To address this disparity, SCI is working with the Southern Economic Advancement Project to create entrepreneurship hubs and acceleration programs to increase the number of minority-owned businesses. The companies behind SCI also use their networks to help other companies work with minority-owned procurement companies.

In Alabama, SCI seeks to bridge the massive digital divide in an urban area where 450,000 homes have no Internet connection. In order to cope with the crisis, SCI is relying on its relationships with local schools and libraries to distribute laptops and service vouchers. Another tact SCI is taking is to partner with multi-unit building owners in low-income neighborhoods to install free public Wi-Fi for residents.

Lack of access to capital is another reason why black communities in the South are traditionally underbanked. In Memphis, where 47% of black households are underfunded, SCI is partnering with Grameen America to cover the $ 2 million per year per branch to build physical banks in minority communities.

Alone, 20,000 women will have access to more than $ 250 million in funding per year.

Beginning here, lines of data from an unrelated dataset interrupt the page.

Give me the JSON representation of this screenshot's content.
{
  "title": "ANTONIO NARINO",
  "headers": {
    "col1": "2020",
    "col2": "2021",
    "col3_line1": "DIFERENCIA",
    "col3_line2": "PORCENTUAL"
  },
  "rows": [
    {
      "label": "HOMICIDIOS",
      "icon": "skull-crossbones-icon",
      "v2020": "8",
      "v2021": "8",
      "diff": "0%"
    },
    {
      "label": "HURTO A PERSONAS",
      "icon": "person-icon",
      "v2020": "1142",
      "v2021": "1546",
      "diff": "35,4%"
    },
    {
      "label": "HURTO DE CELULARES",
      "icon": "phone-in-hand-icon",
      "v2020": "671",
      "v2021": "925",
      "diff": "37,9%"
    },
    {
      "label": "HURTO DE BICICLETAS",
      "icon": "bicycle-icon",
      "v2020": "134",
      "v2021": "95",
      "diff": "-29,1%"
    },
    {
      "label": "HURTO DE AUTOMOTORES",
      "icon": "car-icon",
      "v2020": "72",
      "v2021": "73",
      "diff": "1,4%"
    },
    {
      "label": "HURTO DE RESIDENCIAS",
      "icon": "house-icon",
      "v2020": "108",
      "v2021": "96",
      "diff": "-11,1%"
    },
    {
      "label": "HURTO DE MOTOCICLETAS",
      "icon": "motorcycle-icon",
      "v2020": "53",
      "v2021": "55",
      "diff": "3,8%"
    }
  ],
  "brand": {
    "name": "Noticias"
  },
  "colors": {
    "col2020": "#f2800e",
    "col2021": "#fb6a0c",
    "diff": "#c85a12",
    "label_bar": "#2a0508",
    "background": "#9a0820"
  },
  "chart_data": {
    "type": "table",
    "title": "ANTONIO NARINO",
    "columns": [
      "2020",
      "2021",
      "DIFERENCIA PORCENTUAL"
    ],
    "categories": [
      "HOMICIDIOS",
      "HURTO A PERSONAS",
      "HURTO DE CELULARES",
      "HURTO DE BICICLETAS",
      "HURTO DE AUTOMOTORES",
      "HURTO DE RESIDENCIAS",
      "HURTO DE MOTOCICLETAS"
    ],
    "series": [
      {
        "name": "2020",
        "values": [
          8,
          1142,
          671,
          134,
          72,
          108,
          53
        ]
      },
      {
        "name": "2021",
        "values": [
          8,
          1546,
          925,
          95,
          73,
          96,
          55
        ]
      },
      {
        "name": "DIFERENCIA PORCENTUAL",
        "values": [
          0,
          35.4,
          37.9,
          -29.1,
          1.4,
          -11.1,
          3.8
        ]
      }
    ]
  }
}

Beyond these initiatives, SCI is partnering with groups such as the Greater Houston Partnership and the Urban League of Louisiana to provide in-kind support to improve career outcomes for minority students, expand access financing the home through partnerships with community development financial institutions; and harnessing the power of technology to expand access to health care in underserved urban and rural neighborhoods.

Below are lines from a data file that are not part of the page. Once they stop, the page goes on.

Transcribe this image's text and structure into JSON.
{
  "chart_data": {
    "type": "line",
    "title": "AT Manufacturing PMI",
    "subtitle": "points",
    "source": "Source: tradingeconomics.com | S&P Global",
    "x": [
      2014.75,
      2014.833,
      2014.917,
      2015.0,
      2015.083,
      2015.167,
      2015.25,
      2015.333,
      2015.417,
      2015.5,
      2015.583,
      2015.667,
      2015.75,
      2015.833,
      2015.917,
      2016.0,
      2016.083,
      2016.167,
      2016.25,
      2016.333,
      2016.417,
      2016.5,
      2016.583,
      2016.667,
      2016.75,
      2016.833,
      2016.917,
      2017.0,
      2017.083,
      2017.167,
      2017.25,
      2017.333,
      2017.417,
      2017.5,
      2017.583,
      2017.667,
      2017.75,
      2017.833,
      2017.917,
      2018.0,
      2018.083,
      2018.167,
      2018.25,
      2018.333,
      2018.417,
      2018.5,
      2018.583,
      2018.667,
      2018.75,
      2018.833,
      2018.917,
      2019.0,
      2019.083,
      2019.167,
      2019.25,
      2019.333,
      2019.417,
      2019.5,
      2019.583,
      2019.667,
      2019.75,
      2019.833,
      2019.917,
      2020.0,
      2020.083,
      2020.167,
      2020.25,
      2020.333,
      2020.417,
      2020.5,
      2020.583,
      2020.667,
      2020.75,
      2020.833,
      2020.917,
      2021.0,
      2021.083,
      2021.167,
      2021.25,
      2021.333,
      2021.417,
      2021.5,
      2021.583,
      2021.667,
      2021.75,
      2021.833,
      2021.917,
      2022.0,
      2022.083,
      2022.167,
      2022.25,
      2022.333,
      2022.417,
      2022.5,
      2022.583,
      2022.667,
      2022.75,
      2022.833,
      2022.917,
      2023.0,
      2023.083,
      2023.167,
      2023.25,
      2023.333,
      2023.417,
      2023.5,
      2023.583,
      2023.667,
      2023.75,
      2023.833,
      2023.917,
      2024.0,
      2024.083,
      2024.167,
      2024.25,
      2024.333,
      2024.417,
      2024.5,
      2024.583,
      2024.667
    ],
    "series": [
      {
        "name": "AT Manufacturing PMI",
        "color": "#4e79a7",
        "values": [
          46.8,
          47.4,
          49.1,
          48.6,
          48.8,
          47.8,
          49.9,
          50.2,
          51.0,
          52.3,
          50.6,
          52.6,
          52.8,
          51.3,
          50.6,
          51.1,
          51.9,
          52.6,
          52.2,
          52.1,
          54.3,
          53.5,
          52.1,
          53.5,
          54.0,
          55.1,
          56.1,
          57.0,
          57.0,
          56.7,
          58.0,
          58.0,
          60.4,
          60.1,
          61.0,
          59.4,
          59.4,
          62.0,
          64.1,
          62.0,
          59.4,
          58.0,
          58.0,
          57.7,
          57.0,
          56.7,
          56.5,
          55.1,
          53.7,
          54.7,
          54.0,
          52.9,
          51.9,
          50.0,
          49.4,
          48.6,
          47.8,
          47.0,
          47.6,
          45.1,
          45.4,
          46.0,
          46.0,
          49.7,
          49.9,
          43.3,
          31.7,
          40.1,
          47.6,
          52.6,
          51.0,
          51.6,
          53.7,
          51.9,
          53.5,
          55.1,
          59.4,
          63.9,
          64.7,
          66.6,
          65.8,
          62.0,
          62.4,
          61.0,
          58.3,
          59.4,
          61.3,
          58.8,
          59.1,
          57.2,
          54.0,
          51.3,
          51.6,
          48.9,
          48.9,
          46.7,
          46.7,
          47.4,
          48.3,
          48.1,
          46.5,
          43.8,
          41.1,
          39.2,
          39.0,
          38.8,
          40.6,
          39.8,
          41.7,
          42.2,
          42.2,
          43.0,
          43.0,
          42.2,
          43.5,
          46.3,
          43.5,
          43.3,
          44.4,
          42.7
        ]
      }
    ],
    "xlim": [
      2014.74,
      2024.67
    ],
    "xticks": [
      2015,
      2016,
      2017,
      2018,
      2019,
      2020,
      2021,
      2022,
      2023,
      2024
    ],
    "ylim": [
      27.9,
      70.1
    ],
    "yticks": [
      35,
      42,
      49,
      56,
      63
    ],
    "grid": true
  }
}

The issues facing these southern communities are not new and will not be resolved overnight.

Fortunately, SCI takes a long-term approach that aims to tackle the root of structural racism in the United States and create a more just and equitable country for every American.

A once-in-a-century pandemic and a social justice movement unprecedented since the 1960s were not enough to shatter the malaise and resentful partisanship in Washington. Fortunately, business leaders are stepping up their efforts and partnering with local advocates and nonprofit groups to address the problem of systemic injustice in the United States.

Therefore, we salute and applaud the transformative commitments of the Southern Communities Initiative (SCI). There is no time to delay, because as Dr. Martin Luther King Jr. so aptly put it, “The time has always come to do what is right.